Four packaging lines handle the many SKUs The Good Bread Co. puts out. There are more investments on the horizon for the packaging department as well as realignment. Once that is finished, Mr. Assimacopoulos said they will be interchangeable. 

LeMatic band and hinge slicers handle buns, while a Hartmann bread slicer handles pan and hearth breads. Three UBE bread and bun baggers package product before bags are sealed by Kwik Lok closures. 

Case-packing and palletizing is currently done by hand, something Mr. Assimacopoulos would like to see eventually assisted by cobots, another item on his IBIE shopping list. 

Palletized product is then placed on trucks to be stored in offsite cold storage before being distributed. 

The Good Bread Co. is always in transition; Mr. Assimacopoulos can’t stop seeing opportunities to invest in, and the business keeps growing. 

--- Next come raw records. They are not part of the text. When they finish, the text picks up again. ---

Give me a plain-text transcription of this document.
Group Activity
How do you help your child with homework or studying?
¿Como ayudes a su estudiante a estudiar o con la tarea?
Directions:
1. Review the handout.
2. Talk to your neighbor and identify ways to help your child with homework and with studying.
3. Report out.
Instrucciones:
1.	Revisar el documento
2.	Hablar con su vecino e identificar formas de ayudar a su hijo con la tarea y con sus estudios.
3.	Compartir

“We have a tremendous amount of organic growth in the pipeline between foodservice, commissary and retail,” he said. “We want to continue to be healthfully diversified but also grow through acquisition. I think there’s a shortage of operators in the world at this time, and there’s a lot of medium-sized companies that don’t have succession plans in place. I’m always looking for the right opportunity.” 

To support this growth, as he wraps up this $3 million investment of tunnel ovens, racetrack coolers and all the support infrastructure, Mr. Assimacopoulos turns his attention to the West Bakery. There he plans to invest $2.5 million to quadruple throughput with a new Gemini bread line and install vacuum cooling to gain efficiencies. 

With big plans and big investments on the horizon, don’t be fooled though. Mr. Assimacopoulos isn’t just growing for growth’s sake. 

“Growth is important, but the P&L statement isn’t the only metric for success,” he said when considering the future. “Of course, I want to be successful and lead a great company, but ultimately, what has the most value is how we go about getting there. There is true passion for bread and community in our organization. This is something you can’t see on a balance sheet.”

A good company making good bread; it’s just that simple.